Article Contributed on: 9/9/2005 3:36:27 PM
With all the people seemingly bent on self-destruction here in Boulder County, perhaps it’s amazing that river boarding isn’t more popular today.
“It’s actually amazing, because river boarding has been popular in New Zealand and Europe for, like, 20 years,” said Rick Leitner of Lafayette. “In Europe it accounts for about a third of all whitewater sales.”
For most of the populace who have never seen river boarding, it’s pretty much akin to taking a boogie board down a mountain stream. Leitner, 48, admits it may have been a mid-life crises that took him down this particular fork in the river, but the last two years he has become increasingly devoted to the sport.
Leitner and partner/neighbor Darryl Brown, 40, started Rocky Mountain River Boards, LLC, in Lafayette two years ago and are steadily finding more dealerships willing to get involved in the sport here in the States.
“I think once we saw it, we just said, ‘we’ve got to do this,” said Brown, 40. Neither partner had much experience in any whitewater sports, but both apparently are good fabricators and machinists.
Both partners went to work creating a river board in their respective garages, and when they were finished they took them out on the kayak course on Clear Creek.
“Neither one of us had any idea of what to do at first,” Leitner said. “We were just figuring it out as we went.”
That was true of their first two prototypes, as well, but the partners took the best and got rid of the worst from their respective designs. The third prototype was good enough to go into limited production and also good enough to attract the attention of some very good riders on the West Coast, where the sport has been picking up for the last several years.

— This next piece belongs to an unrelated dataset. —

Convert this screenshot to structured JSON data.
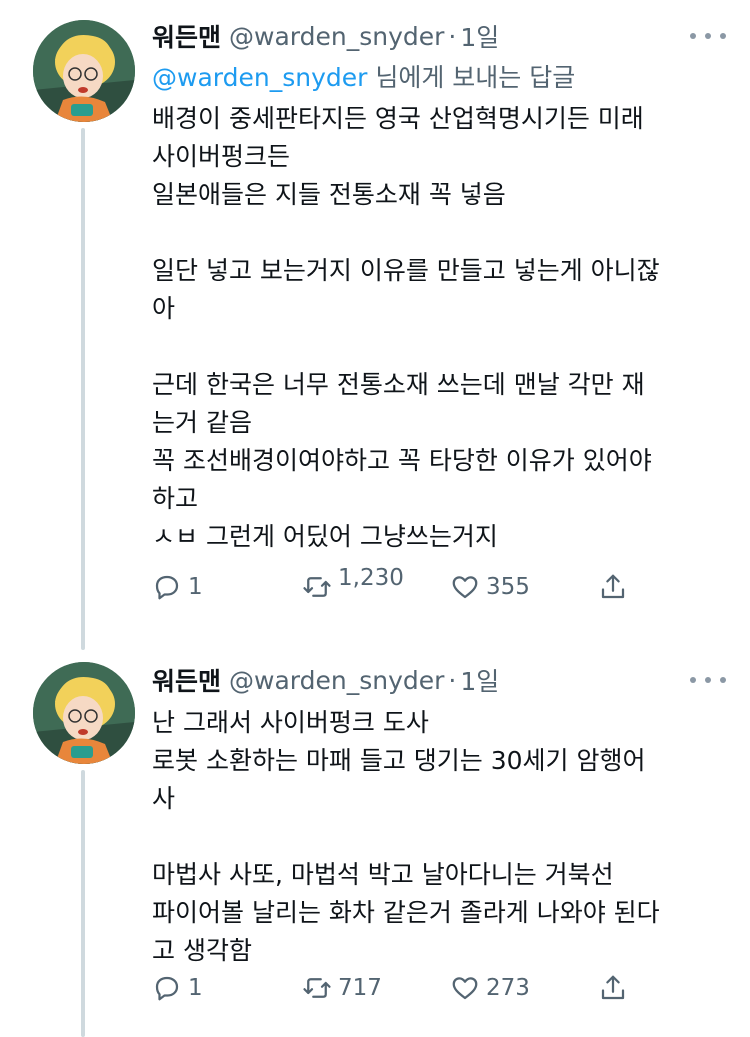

Another sponsored rider is Brown’s daughter, Erica Brown, 16, who is an accomplished swimmer and, now, river boarder.
Rocky Mountain is probably one of four river board manufacturers in the States today, and according to some pundits have already improved on European designs – for instance combining the best of plastic and foam boards. The company’s second design will have more of a curved bottom, one of many suggestions that come from the company’s main sponsored rider, who is known simply as, the Iceman.
In general boards run from $225 to $500. Rocky Mountain’s first board costs $375 and the second production line is expected to cost about $425.